Canada’s Stand on Hand Sanitizer

As stated earlier, hand hygiene is one of the measures outlined by the CDC and the WHO in fighting Covid-19. This came about as a result of the discovery that the coronavirus primarily spreads through oral droplets from an infected person that are released when the person is talking, sneezing, or coughing.

These droplets could either land on someone thus infecting them or on a surface that experiences high human traffic. When a non-infected person touches the surface, they run the risk of being infected with the virus.

Therefore, to curb the risk of contamination, Canadians were urged to wash their hands with soap and water whenever possible or use alcohol-based hand sanitizer. As per Statistics Canada, the demand for hand sanitizer in the country rose by over 710% by mid-March 2020 as compared to the previous year.

In response to the unprecedented urgent need for hand sanitizer, Canada proceeded to implement various policies. Some of the policies involved both facilitating fast importation of hand sanitizer as well as the production of hand sanitizers that don’t fully meet regulatory requirements outlined by the Food and Drugs Act, the Hazardous Products Act, and the Canada Consumer Product Safety Act.

For instance, importers of hand sanitizers were required to use bilingual label copy on their online platforms. They would also provide distributors with a means of informing consumers where the bilingual label copy would be posted. This could be facilitated through a sticker applied directly to the product packaging or take-away pamphlets.

However, in June 2020, Health Canada recalled some hand sanitizer products from the market. Some of them include Sanilabs Hand Sanitizer, Eltraderm Hand Sanitizer, and Walker Emulsions Hand Sanitizer.

These products were said to have been made with an ingredient that could cause skin irritation to the skin hence the recall. Health Canada proceeded to publish a list of hand sanitizer brands that were approved for sale. 

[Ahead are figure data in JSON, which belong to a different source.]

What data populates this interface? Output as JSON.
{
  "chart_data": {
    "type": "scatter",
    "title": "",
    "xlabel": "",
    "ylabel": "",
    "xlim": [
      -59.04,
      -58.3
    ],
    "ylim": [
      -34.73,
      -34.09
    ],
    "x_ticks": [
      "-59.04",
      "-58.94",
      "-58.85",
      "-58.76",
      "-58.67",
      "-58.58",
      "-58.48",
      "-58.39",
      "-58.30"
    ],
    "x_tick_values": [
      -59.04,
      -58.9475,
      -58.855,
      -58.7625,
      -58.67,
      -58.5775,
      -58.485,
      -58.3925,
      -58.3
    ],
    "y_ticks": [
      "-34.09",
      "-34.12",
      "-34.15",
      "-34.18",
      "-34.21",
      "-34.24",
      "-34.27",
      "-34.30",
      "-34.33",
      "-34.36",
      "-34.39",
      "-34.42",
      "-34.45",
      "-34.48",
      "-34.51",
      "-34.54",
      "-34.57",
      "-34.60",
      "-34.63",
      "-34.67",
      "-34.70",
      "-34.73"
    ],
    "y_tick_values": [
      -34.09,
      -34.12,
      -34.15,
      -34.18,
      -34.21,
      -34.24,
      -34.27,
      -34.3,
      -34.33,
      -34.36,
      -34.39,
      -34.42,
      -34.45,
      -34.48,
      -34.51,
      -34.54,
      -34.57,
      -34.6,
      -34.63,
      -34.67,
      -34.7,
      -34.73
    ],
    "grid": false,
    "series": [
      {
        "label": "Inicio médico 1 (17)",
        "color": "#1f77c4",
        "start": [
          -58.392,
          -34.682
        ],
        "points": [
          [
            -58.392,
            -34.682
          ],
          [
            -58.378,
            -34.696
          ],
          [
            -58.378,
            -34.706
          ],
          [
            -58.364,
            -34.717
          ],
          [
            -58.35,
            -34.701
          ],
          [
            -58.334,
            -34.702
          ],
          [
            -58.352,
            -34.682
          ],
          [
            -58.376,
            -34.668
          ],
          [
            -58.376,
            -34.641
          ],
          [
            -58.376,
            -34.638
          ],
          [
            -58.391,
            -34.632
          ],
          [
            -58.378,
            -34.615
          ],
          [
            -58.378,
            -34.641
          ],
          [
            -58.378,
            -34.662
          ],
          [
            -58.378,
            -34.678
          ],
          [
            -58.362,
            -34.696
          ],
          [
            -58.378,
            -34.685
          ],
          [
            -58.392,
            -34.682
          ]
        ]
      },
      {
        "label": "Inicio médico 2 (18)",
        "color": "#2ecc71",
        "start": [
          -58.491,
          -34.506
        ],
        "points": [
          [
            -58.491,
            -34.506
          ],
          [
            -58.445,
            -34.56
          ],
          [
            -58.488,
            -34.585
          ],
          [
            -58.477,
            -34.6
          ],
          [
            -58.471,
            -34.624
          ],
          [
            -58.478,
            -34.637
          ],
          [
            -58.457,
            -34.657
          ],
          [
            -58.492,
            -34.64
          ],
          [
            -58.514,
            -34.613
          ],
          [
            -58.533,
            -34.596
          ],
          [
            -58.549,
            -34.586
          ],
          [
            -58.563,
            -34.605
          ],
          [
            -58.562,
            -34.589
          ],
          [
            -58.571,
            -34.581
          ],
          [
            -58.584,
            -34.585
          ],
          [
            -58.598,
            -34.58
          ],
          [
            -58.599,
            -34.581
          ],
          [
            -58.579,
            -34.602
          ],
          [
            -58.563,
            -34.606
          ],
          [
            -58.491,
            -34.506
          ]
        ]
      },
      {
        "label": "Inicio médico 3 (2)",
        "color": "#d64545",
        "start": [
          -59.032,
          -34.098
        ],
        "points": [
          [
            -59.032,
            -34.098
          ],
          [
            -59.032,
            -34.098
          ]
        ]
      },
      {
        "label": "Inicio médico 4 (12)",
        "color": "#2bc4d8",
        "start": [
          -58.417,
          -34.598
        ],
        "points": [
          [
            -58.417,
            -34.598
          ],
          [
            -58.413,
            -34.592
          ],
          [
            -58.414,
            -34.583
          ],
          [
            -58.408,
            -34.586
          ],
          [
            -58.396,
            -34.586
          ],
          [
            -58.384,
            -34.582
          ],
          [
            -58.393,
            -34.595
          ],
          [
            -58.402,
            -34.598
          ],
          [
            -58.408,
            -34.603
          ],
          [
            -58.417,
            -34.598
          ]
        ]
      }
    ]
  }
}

Mandatory Use of Hand Sanitizer: Canada’s Approach

When it comes to making hand sanitizer mandatory, the government has not implemented such a measure yet and is looking very unlikely to. The reason for this is that there are no hand sanitizers approved with coronavirus-related claims.

To be fair, no hand sanitizer manufacturer has come out to claim that hand sanitizer can kill viruses such as Covid-19. All the same, they do help reduce the risk of infection and spread of pathogens. 

Will Making Hand Sanitizer Mandatory Help Fight Covid-19?

The onset of the Corona virus has affected the world in so many ways. Government administrations across the world have had to implement certain measures in response to the virus.

However, the variations in policy enactment and implementation meant that the severity of the coronavirus also varied a lot between countries. While some governments have been able to restrict its spread, others have not been as successful.

In Canada, millions of people have been affected health wise, financially, emotionally, and mentally. The provinces of Quebec and Ontario have recorded more than 85% of the country’s coronavirus cases.

As far as mandatory hand sanitizer use goes, the Government of Canada has not passed such a law and it’s not looking likely that it will either.

Because hand sanitizer use is not fully proven to kill pathogens, it cannot be concluded that making hand sanitizer use mandatory would be a progressive measure. Even if it was to implement such a law, policing would be difficult.

What they have done instead and have received wide applause for, is making it easier for Canadians to access hand sanitizer by implementing laws that allow for the quick production and sale of hand sanitizer products.